Les écosystèmes aquatiques sont vulnérables face aux changements climatiques

Les changements climatiques induisent deux répercussions principales sur les écosystèmes aquatiques via l’échauffement de l’air et la modification de la pluviométrie :

  • une augmentation de la température de l’eau, entrainant une augmentation globale du métabolisme de la matière organique, y compris sa dégradation, conduit à une eutrophisation du milieu (raréfaction de l’oxygène disponible pour la respiration des organismes aquatiques) ainsi qu’une évaporation accrue ;
  • une dynamique de la pluviométrie plus contrastée, avec (i) de longues périodes sans pluie conduisant à augmenter significativement les linéaires asséchés ou diminuant la quantité d’eau et l’écoulement au niveau des cours d’eau en générant une moindre solubilité de l’oxygène dissous, et (ii) des périodes de pluies perçues comme intenses pouvant provoquer des crues rapides et dévastatrices, dont les caractéristiques restent sous-étudiées.

Les organismes aquatiques n’ont pas tous la même capacité de réaction, immédiate ou évolutive, pour faire face à ces répercussions et il est raisonnable de supposer que des populations entières pourront être décimées en l’espace de quelques heures, quelques jours ou quelques mois. Les perturbations de la température et de la pluviométrie n’auront pas les mêmes conséquences sur les espèces, selon leurs capacités de refuge, de tolérance ou de fuite. Alors qu’un oiseau inféodé au milieu aquatique (le martin pêcheur par exemple) pourra passer d’une rivière à une autre sous l’effet d’un stress thermique ou d’une crue, tant qu’un autre cours d’eau est disponible, une plante ne le pourra qu’à la faveur d’une dispersion de graines, et donc, sur un temps plus long.
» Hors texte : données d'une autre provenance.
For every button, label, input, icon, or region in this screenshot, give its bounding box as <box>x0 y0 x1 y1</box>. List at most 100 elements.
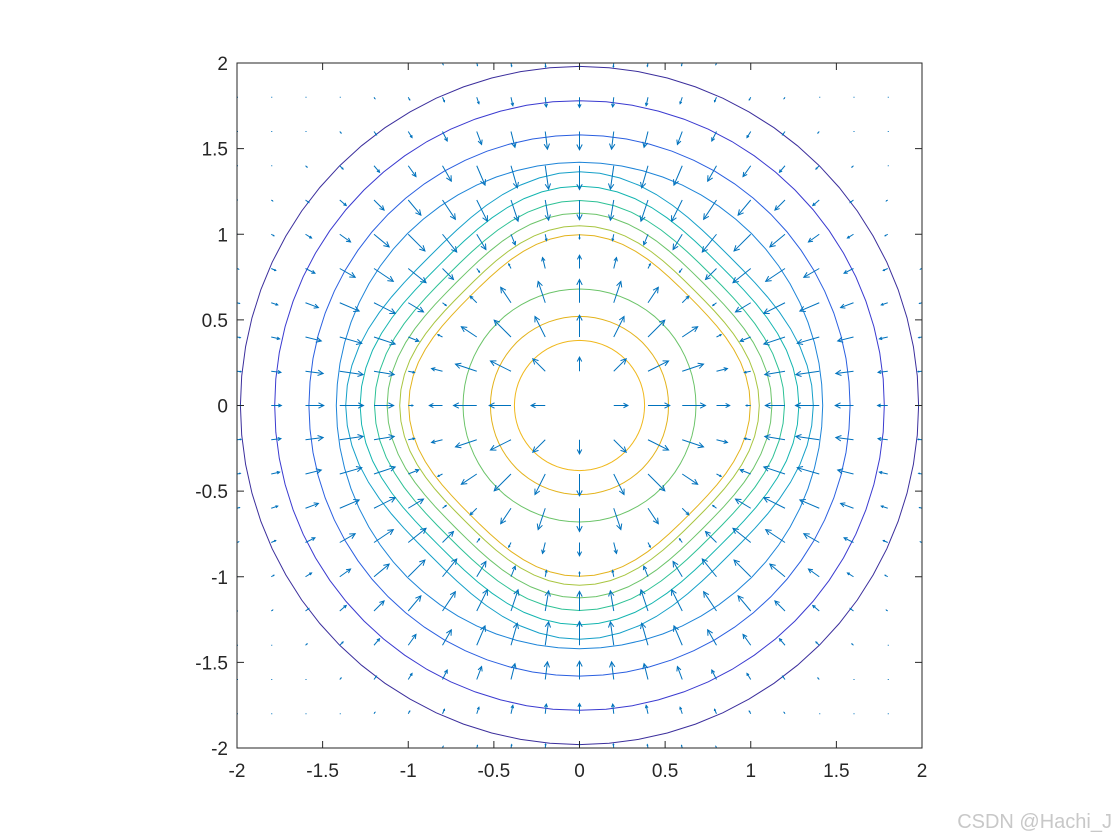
quiver-shaft <box>716 368 728 372</box>
quiver-arrow <box>407 233 426 252</box>
quiver-head <box>884 234 887 237</box>
quiver-head <box>510 141 517 149</box>
quiver-head <box>691 326 699 333</box>
quiver-head <box>500 517 507 525</box>
quiver-arrow <box>613 256 618 269</box>
quiver-shaft <box>442 558 458 578</box>
quiver-head <box>642 565 648 571</box>
quiver-arrow <box>476 268 481 274</box>
quiver-head <box>703 590 710 598</box>
quiver-shaft <box>510 663 516 680</box>
quiver-shaft <box>373 199 385 211</box>
quiver-head <box>239 336 242 339</box>
quiver-arrow <box>647 473 666 492</box>
quiver-shaft <box>881 302 888 306</box>
quiver-head <box>613 549 618 555</box>
quiver-arrow <box>442 199 456 221</box>
quiver-shaft <box>643 663 649 680</box>
quiver-arrow <box>407 131 413 139</box>
quiver-head <box>238 506 241 509</box>
quiver-arrow <box>271 574 275 578</box>
quiver-arrow <box>817 677 820 680</box>
quiver-shaft <box>847 572 854 578</box>
quiver-head <box>307 607 310 611</box>
quiver-shaft <box>641 165 649 188</box>
quiver-head <box>306 643 308 645</box>
quiver-head <box>743 370 747 374</box>
quiver-shaft <box>682 439 704 448</box>
quiver-head <box>532 446 539 453</box>
quiver-shaft <box>476 625 486 646</box>
quiver-shaft <box>613 358 627 372</box>
quiver-shaft <box>339 302 360 312</box>
quiver-arrow <box>454 362 477 372</box>
quiver-shaft <box>271 302 278 306</box>
quiver-head <box>448 530 455 537</box>
quiver-head <box>532 358 539 365</box>
quiver-head <box>389 308 397 314</box>
quiver-arrow <box>271 505 279 509</box>
quiver-head <box>640 622 647 630</box>
quiver-head <box>576 449 583 456</box>
quiver-arrow <box>576 355 583 372</box>
quiver-arrow <box>613 439 627 453</box>
quiver-arrow <box>532 439 546 453</box>
quiver-arrow <box>408 468 420 475</box>
quiver-arrow <box>743 437 751 441</box>
quiver-head <box>685 511 690 516</box>
watermark-text: CSDN @Hachi_J <box>957 811 1112 833</box>
quiver-head <box>389 339 397 346</box>
quiver-shaft <box>500 507 512 524</box>
quiver-arrow <box>339 568 352 578</box>
quiver-shaft <box>442 268 454 280</box>
quiver-shaft <box>407 527 427 543</box>
quiver-shaft <box>847 233 854 239</box>
quiver-shaft <box>640 589 649 612</box>
quiver-shaft <box>647 319 666 338</box>
quiver-arrow <box>339 165 344 170</box>
quiver-head <box>544 569 548 573</box>
quiver-shaft <box>476 707 480 714</box>
quiver-head <box>620 446 627 453</box>
quiver-head <box>318 402 325 409</box>
quiver-head <box>676 665 682 672</box>
quiver-shaft <box>742 634 752 646</box>
quiver-arrow <box>476 706 480 714</box>
quiver-head <box>811 604 816 609</box>
quiver-arrow <box>510 165 519 189</box>
quiver-head <box>271 609 274 611</box>
quiver-arrow <box>305 268 316 274</box>
quiver-shaft <box>703 591 717 612</box>
quiver-head <box>446 175 452 183</box>
quiver-head <box>723 367 729 372</box>
quiver-shaft <box>840 302 854 309</box>
quiver-head <box>449 213 456 221</box>
quiver-arrow <box>576 660 583 680</box>
quiver-head <box>783 97 785 100</box>
quiver-arrow <box>802 533 820 543</box>
quiver-head <box>616 280 623 288</box>
quiver-arrow <box>783 96 786 100</box>
quiver-head <box>417 306 425 313</box>
quiver-head <box>697 442 705 449</box>
quiver-arrow <box>576 314 583 337</box>
quiver-arrow <box>611 97 615 109</box>
quiver-arrow <box>373 233 391 248</box>
quiver-shaft <box>640 199 649 222</box>
quiver-arrow <box>849 607 854 612</box>
quiver-arrow <box>884 574 888 578</box>
quiver-head <box>699 402 707 409</box>
quiver-shaft <box>407 131 413 138</box>
quiver-shaft <box>339 568 351 578</box>
quiver-head <box>415 209 422 217</box>
quiver-head <box>697 362 705 369</box>
quiver-head <box>723 439 729 444</box>
quiver-head <box>510 743 513 746</box>
quiver-arrow <box>442 504 448 509</box>
quiver-head <box>508 545 511 549</box>
quiver-arrow <box>682 402 707 409</box>
quiver-shaft <box>373 497 396 509</box>
quiver-head <box>739 337 745 343</box>
quiver-head <box>239 370 243 373</box>
quiver-shaft <box>493 473 512 492</box>
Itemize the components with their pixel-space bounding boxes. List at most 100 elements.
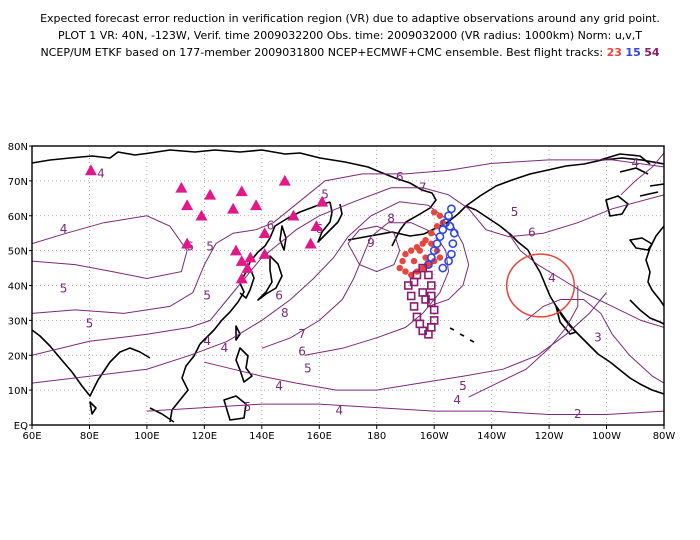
track-purple-marker [418,288,427,297]
contour-label: 4 [60,222,68,236]
triangle-marker [181,199,194,211]
contour-label: 5 [321,187,329,201]
contour-label: 5 [203,288,211,302]
contour-label: 6 [528,226,536,240]
coastline-japan [257,255,283,301]
track-red-marker [428,229,435,237]
triangle-marker [175,181,188,193]
track-red-count: 23 [606,46,622,59]
triangle-marker [235,272,248,284]
contour-label: 4 [203,334,211,348]
track-purple-count: 54 [644,46,660,59]
track-blue-marker [447,249,456,259]
coastline-philippines [235,347,253,383]
contour-label: 4 [221,341,229,355]
coastline-borneo [223,395,247,421]
lon-tick-label: 160W [420,431,449,442]
contour-lines [32,152,664,415]
triangle-marker [244,251,257,263]
contour-label: 4 [453,393,461,407]
coastline-asia-north [32,149,437,247]
lon-tick-label: 120W [535,431,564,442]
title-line-3: NCEP/UM ETKF based on 177-member 2009031… [0,44,700,61]
triangle-marker [227,202,240,214]
coastline-india [32,329,151,397]
track-purple-marker [427,323,436,332]
lon-tick-label: 60E [22,431,41,442]
contour-line [32,215,188,280]
triangle-marker [195,209,208,221]
track-purple-marker [424,270,433,280]
contour-label: 4 [97,166,105,180]
coastline-aleutians [347,231,425,241]
triangle-marker [229,244,242,256]
lon-tick-label: 180 [367,431,386,442]
coastline-indochina [169,343,201,423]
triangle-marker [241,262,254,273]
coastline-hudson-bay [605,195,629,217]
coastline-baja [555,305,577,335]
triangle-marker [258,248,271,259]
track-blue-marker [438,263,448,273]
triangle-marker [258,227,271,238]
dropsonde-triangles [84,164,329,284]
contour-label: 9 [367,236,375,250]
coastline-sakhalin [279,225,287,251]
track-red-marker [422,254,429,261]
coastline-taiwan [235,325,241,341]
contour-line [347,225,401,273]
verification-region-circle [505,253,576,318]
contour-label: 5 [511,205,519,219]
track-red-marker [436,254,444,261]
contour-label: 5 [244,400,252,414]
track-blue-marker [432,239,442,249]
contour-line [204,292,607,391]
contour-line [146,403,664,415]
coastline-gulf-mexico [629,299,664,325]
track-blue [424,204,459,273]
contour-label: 5 [304,362,312,376]
track-red-marker [428,240,435,247]
contour-label: 5 [459,379,467,393]
contour-label: 7 [298,327,306,341]
contour-line [261,222,450,356]
lat-tick-label: 70N [8,177,28,188]
contour-labels: 45546554465667896876545454564432 [60,156,639,421]
longitude-labels: 60E 80E 100E 120E 140E 160E 180 160W 140W 120W 100… [22,425,675,442]
lon-tick-label: 140W [477,431,506,442]
triangle-marker [316,195,329,207]
contour-label: 6 [267,219,275,233]
contour-line [620,152,664,196]
track-blue-marker [448,239,458,249]
contour-label: 6 [298,344,306,358]
track-blue-marker [444,211,453,221]
coastline-sumatra [149,407,175,423]
latitude-labels: EQ 10N 20N 30N 40N 50N 60N 70N 80N [8,142,32,432]
verification-region [505,253,576,318]
track-red [396,209,446,279]
track-blue-marker [426,253,436,262]
coastline-kamchatka [317,201,343,243]
lat-tick-label: 40N [8,282,28,293]
contour-label: 5 [206,240,214,254]
plot-title: Expected forecast error reduction in ver… [0,10,700,61]
triangle-marker [235,185,248,197]
contour-line [525,299,664,384]
track-purple [404,263,439,339]
lat-tick-label: 60N [8,212,28,223]
contour-label: 7 [419,180,427,194]
track-blue-marker [447,204,456,214]
track-purple-marker [415,319,425,329]
contour-label: 6 [275,288,283,302]
lat-tick-label: 10N [8,386,28,397]
track-red-marker [396,264,403,272]
lat-tick-label: 20N [8,351,28,362]
triangle-marker [84,164,97,176]
track-purple-marker [429,305,439,315]
track-red-marker [433,223,441,230]
contour-label: 6 [396,170,404,184]
contour-label: 3 [594,330,602,344]
track-red-marker [402,268,409,275]
contour-label: 8 [387,212,395,226]
contour-line [32,201,470,384]
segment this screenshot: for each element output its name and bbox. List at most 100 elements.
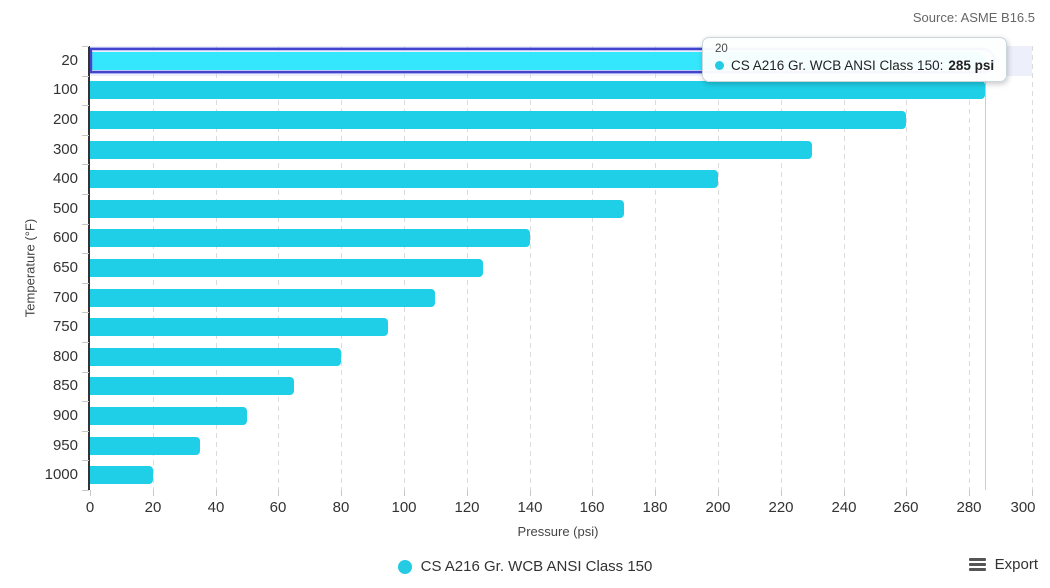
legend-marker-icon: [397, 559, 412, 574]
x-tick-label: 120: [454, 499, 480, 516]
y-tick: [82, 312, 89, 313]
x-tick-label: 280: [956, 499, 982, 516]
y-tick: [82, 460, 89, 461]
x-tick-label: 220: [768, 499, 794, 516]
grid-line: [844, 46, 845, 490]
crosshair-line: [985, 46, 986, 490]
y-tick-label: 100: [52, 81, 78, 98]
legend-label: CS A216 Gr. WCB ANSI Class 150: [420, 558, 653, 575]
x-tick: [1032, 490, 1033, 496]
y-tick-label: 950: [52, 437, 78, 454]
bar[interactable]: [90, 347, 341, 366]
grid-line: [1032, 46, 1033, 490]
x-tick-label: 100: [391, 499, 417, 516]
y-tick: [82, 76, 89, 77]
x-tick-label: 0: [85, 499, 95, 516]
y-tick: [82, 372, 89, 373]
grid-line: [655, 46, 656, 490]
grid-line: [969, 46, 970, 490]
y-tick: [82, 164, 89, 165]
y-tick-label: 300: [52, 141, 78, 158]
legend-item[interactable]: CS A216 Gr. WCB ANSI Class 150: [397, 558, 653, 575]
x-tick-label: 140: [517, 499, 543, 516]
x-tick-label: 300: [1010, 499, 1036, 516]
y-tick-label: 600: [52, 229, 78, 246]
y-tick-label: 500: [52, 200, 78, 217]
tooltip: 20 CS A216 Gr. WCB ANSI Class 150: 285 p…: [702, 37, 1008, 82]
y-axis-title: Temperature (°F): [22, 218, 38, 318]
bar[interactable]: [90, 199, 624, 218]
y-tick-label: 750: [52, 318, 78, 335]
bar[interactable]: [90, 436, 200, 455]
x-tick: [906, 490, 907, 496]
export-button[interactable]: Export: [968, 556, 1038, 573]
x-tick: [278, 490, 279, 496]
x-axis-title: Pressure (psi): [517, 524, 599, 539]
y-tick: [82, 253, 89, 254]
export-label: Export: [994, 556, 1038, 573]
legend: CS A216 Gr. WCB ANSI Class 150: [0, 558, 1050, 575]
y-tick: [82, 105, 89, 106]
y-tick-label: 900: [52, 407, 78, 424]
x-tick: [341, 490, 342, 496]
x-tick-label: 40: [207, 499, 225, 516]
y-axis-line: [88, 46, 90, 490]
bar[interactable]: [90, 377, 294, 396]
y-tick: [82, 490, 89, 491]
x-tick: [90, 490, 91, 496]
y-tick-label: 700: [52, 289, 78, 306]
y-tick: [82, 135, 89, 136]
y-tick-label: 650: [52, 259, 78, 276]
grid-line: [906, 46, 907, 490]
x-tick-label: 60: [269, 499, 287, 516]
y-tick: [82, 46, 89, 47]
tooltip-value: 285 psi: [948, 58, 995, 73]
bar[interactable]: [90, 407, 247, 425]
grid-line: [718, 46, 719, 490]
hamburger-icon: [968, 558, 986, 571]
x-tick: [969, 490, 970, 496]
x-tick: [592, 490, 593, 496]
x-tick-label: 180: [642, 499, 668, 516]
x-tick: [153, 490, 154, 496]
bar[interactable]: [90, 229, 530, 248]
x-tick-label: 200: [705, 499, 731, 516]
y-tick: [82, 401, 89, 402]
x-tick-label: 20: [144, 499, 162, 516]
y-tick-label: 800: [52, 348, 78, 365]
x-tick: [718, 490, 719, 496]
x-tick-label: 240: [831, 499, 857, 516]
bar[interactable]: [90, 170, 718, 189]
tooltip-header: 20: [715, 43, 728, 55]
source-credit: Source: ASME B16.5: [912, 10, 1035, 25]
tooltip-series-label: CS A216 Gr. WCB ANSI Class 150:: [731, 58, 944, 73]
bar[interactable]: [90, 81, 985, 100]
bar[interactable]: [90, 466, 153, 485]
bar[interactable]: [90, 288, 435, 307]
x-tick: [404, 490, 405, 496]
tooltip-body: CS A216 Gr. WCB ANSI Class 150: 285 psi: [715, 58, 994, 73]
grid-line: [781, 46, 782, 490]
y-tick-label: 200: [52, 111, 78, 128]
y-tick-label: 400: [52, 170, 78, 187]
bar[interactable]: [90, 111, 906, 129]
x-tick: [781, 490, 782, 496]
x-tick: [655, 490, 656, 496]
grid-line: [592, 46, 593, 490]
x-tick: [216, 490, 217, 496]
x-tick: [530, 490, 531, 496]
bar[interactable]: [90, 140, 812, 159]
bar[interactable]: [90, 318, 388, 337]
grid-line: [530, 46, 531, 490]
y-tick: [82, 342, 89, 343]
y-tick: [82, 194, 89, 195]
x-tick-label: 160: [579, 499, 605, 516]
y-tick-label: 850: [52, 377, 78, 394]
y-tick-label: 20: [61, 52, 78, 69]
x-tick-label: 80: [332, 499, 350, 516]
y-tick: [82, 224, 89, 225]
x-tick: [844, 490, 845, 496]
series-marker-icon: [715, 61, 724, 70]
bar[interactable]: [90, 259, 483, 277]
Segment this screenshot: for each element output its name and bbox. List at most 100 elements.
L’effet indissociable de la pression anthropique

La grande diversité des écosystèmes aquatiques continentaux de la région Provence-Alpes-Côte d’Azur, des petits fleuves côtiers jusqu’aux lacs de haute altitude, impose une étude au cas par cas des effets potentiels des changements climatiques. La vulnérabilité de ces écosystèmes au changement climatique est d’autant plus grande que ces écosystèmes sont déjà soumis à une forte pression anthropique, avec notamment la canalisation des cours d’eaux au détriment des fonctionnalités du milieu, et donc de la biodiversité aquatique. En effet, l’utilisation du béton pour canaliser les cours d’eau lors des pluies torrentielles destructrices empêche la vie de se fixer (biofilm, micro- et macro-invertébrés, etc.). Toute la chaîne trophique est ainsi inhibée, des macro-invertébrés jusqu’aux poissons. L’artificialisation des cours d’eau n’est pas le seul résultat de la pression humaine, prélèvements (irrigation, eau potable) et rejets participent aussi à la forte pression exercée sur les cours d’eau. Moins soumis à la pression anthropique, les lacs de haute altitude constituent également des écosystèmes sensibles, vulnérables, qui sont utilisés comme des sentinelles des changements environnementaux.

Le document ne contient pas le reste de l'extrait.